Fig. 8: The computational analysis of the radical INT7B.
figure 8

a The calculated energy profile from radical INT7B to product 3; b The structure of various transition states; c The frontier molecular orbital theory is further used to analysis the reactivity of the generated radicals.

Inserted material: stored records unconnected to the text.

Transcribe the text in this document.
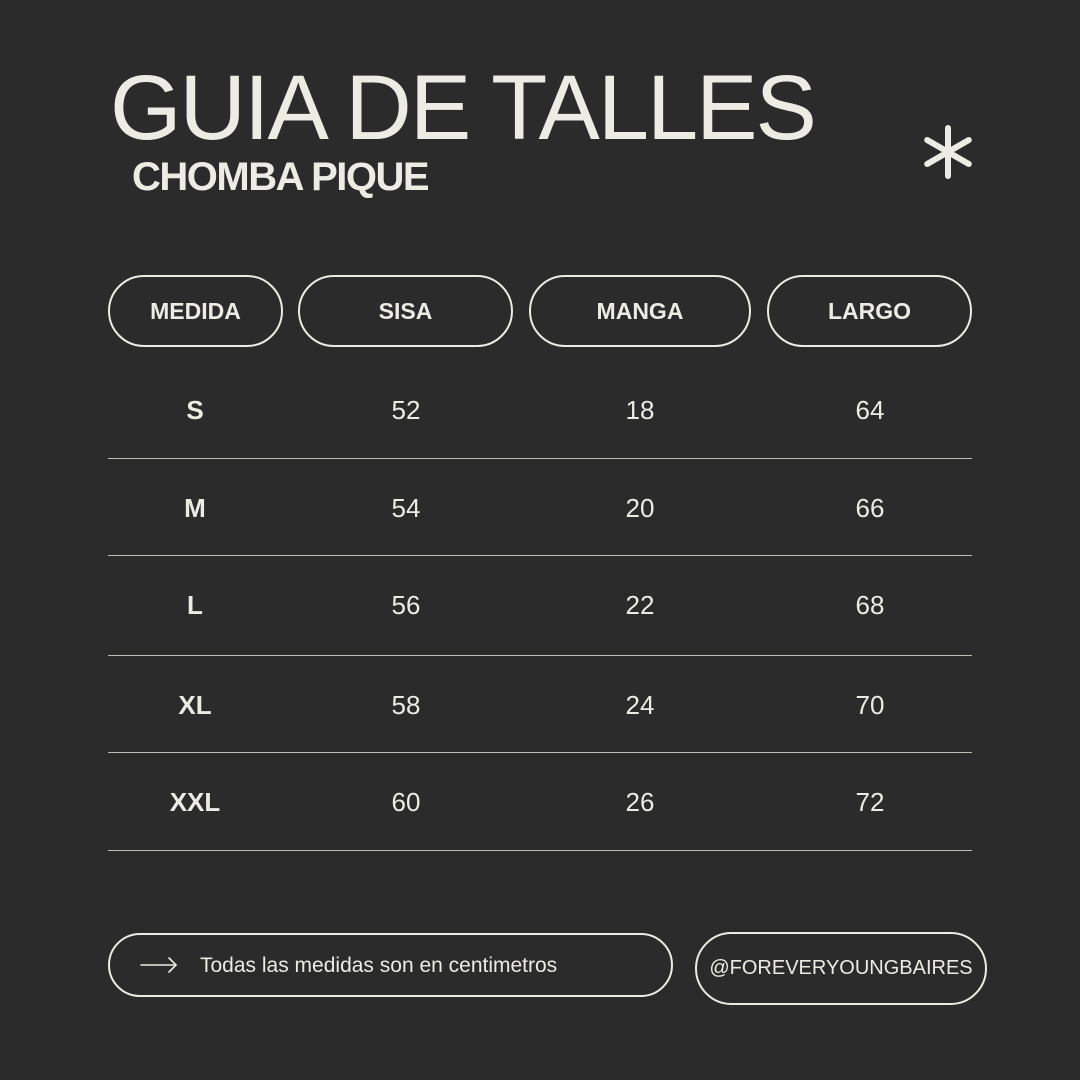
GUIA DE TALLES
CHOMBA PIQUE
MEDIDA	SISA	MANGA	LARGO
S	52	18	64
M	54	20	66
L	56	22	68
XL	58	24	70
XXL	60	26	72
Todas las medidas son en centimetros	@FOREVERYOUNGBAIRES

Proposed reaction mechanism

Based on the above experimental and DFT studies, a plausible catalytic cycle is outlined in Fig. 9. Oxidative addition of aryl bromide to Ni(0) species produces aryl-nickel(II) species. The steric interaction between the ligands and substrates precisely controls the regioselectivity of the migratory insertion of aryl-nickel(II) species into alkynes, where L9 promotes β-insertion to form alkenyl-nickel(II) intermediate A and L4 facilitates α-insertion to form alkenyl-nickel(II) intermediate E. Intermediates A and E undergo highly selective exo-cyclization to give alkyl-nickel(II) intermediates B and F, which then undergo homolytic cleavage to afford the corresponding primary alkyl radical intermediates C and G, respectively. Direct cross-coupling of radical G with aryl bromides in the presence of Ni(0) gives diarylated products. Intermediates C and G undergo Dowd-Beckwith ring expansion to form more stable tertiary radical intermediates D and H, respectively. Finally, radical addition followed by fluorine elimination will furnish the corresponding six- and seven-membered ring products, respectively.

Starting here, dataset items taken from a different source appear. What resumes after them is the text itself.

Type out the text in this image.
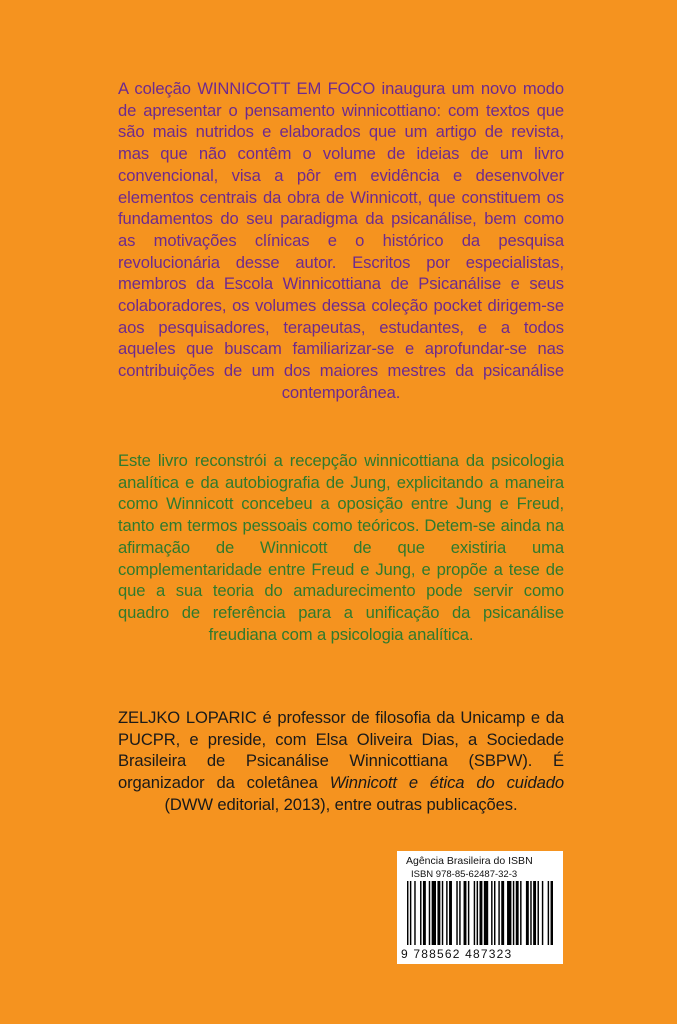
A coleção WINNICOTT EM FOCO inaugura um novo modo de apresentar o pensamento winnicottiano: com textos que são mais nutridos e elaborados que um artigo de revista, mas que não contêm o volume de ideias de um livro convencional, visa a pôr em evidência e desenvolver elementos centrais da obra de Winnicott, que constituem os fundamentos do seu paradigma da psicanálise, bem como as motivações clínicas e o histórico da pesquisa revolucionária desse autor. Escritos por especialistas, membros da Escola Winnicottiana de Psicanálise e seus colaboradores, os volumes dessa coleção pocket dirigem-se aos pesquisadores, terapeutas, estudantes, e a todos aqueles que buscam familiarizar-se e aprofundar-se nas contribuições de um dos maiores mestres da psicanálise contemporânea.
Este livro reconstrói a recepção winnicottiana da psicologia analítica e da autobiografia de Jung, explicitando a maneira como Winnicott concebeu a oposição entre Jung e Freud, tanto em termos pessoais como teóricos. Detem-se ainda na afirmação de Winnicott de que existiria uma complementaridade entre Freud e Jung, e propõe a tese de que a sua teoria do amadurecimento pode servir como quadro de referência para a unificação da psicanálise freudiana com a psicologia analítica.
ZELJKO LOPARIC é professor de filosofia da Unicamp e da PUCPR, e preside, com Elsa Oliveira Dias, a Sociedade Brasileira de Psicanálise Winnicottiana (SBPW). É organizador da coletânea Winnicott e ética do cuidado (DWW editorial, 2013), entre outras publicações.
Agência Brasileira do ISBN
ISBN 978-85-62487-32-3
9 788562 487323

Fig. 9: Proposed mechanism.
figure 9

Rationally explain the ligand-controlled regiodivergent arylation of alkynes and cyclization processes.

The structure of the final products is related to the nature of the electrophilic trapping reagents. The primary radical G may react preferentially because it is formed first and is more kinetically accessible. The tertiary radicals D and H, although more crowded, are more stable and survive longer in the reaction system. When reacting with ArBr via an oxidative addition/reductive elimination mechanism, primary radicals C and G are preferred because the process is more sensitive to steric hindrance of the ligand. More nucleophilic tertiary radicals D and H are favored when reacting with electron-deficient alkenes such as trifluoromethylalkenes or acrylates via Giese addition.

Methods

General procedure for the synthesis of 7-membered ring products

An oven-dried sealed tube equipped with a PTFE-coated stir bar was charged with NiBr2(DME) (10 mol%), L4 (20 mol%), trifluoromethyl alkene (0.1 mmol), 1,6-enyne (0.2 mmol), CsF (1.0 equiv), Mn powder (3.0 equiv), aryl bromide (2.0 equiv) and anhydrous DMA (2 mL). The sealed tube was sealed and removed from the glovebox. Then the reaction was stirred at 60 oC until the reaction was complete (monitored by TLC). The resulting mixture was quenched with saturated NH4Cl solution (5 mL) and further diluted with water (10 mL). The aqueous layer was extracted with EtOAc and the combined organic layers were washed with brine, dried over anhydrous Na2SO4, filtered, and concentrated under vacuum. The residue was purified by chromatography on silica gel, eluting with PE/EtOAc (50/1 ~ 5/1) to afford the desired 7-membered ring products.

General procedure for the synthesis of 6-membered ring products

An oven-dried sealed tube equipped with a PTFE-coated stir bar was charged with NiBr2(DME) (10 mol%), L9 (20 mol%), trifluoromethyl alkene (0.1 mmol), 1,6-enyne (0.2 mmol), Mn powder (3.0 equiv), aryl bromide (2.0 equiv) and anhydrous DMA (2 mL). The sealed tube was sealed and removed from the glovebox. Then the reaction was stirred at 60 oC until the reaction was complete (monitored by TLC). The resulting mixture was quenched with saturated NH4Cl solution (5 mL) and further diluted with water (10 mL). The aqueous layer was extracted with EtOAc and the combined organic layers were washed with brine, dried over anhydrous Na2SO4, filtered, and concentrated under vacuum. The residue was purified by chromatography on silica gel, eluting with PE/EtOAc (50/1 ~ 5/1) to afford the desired 6-membered ring products.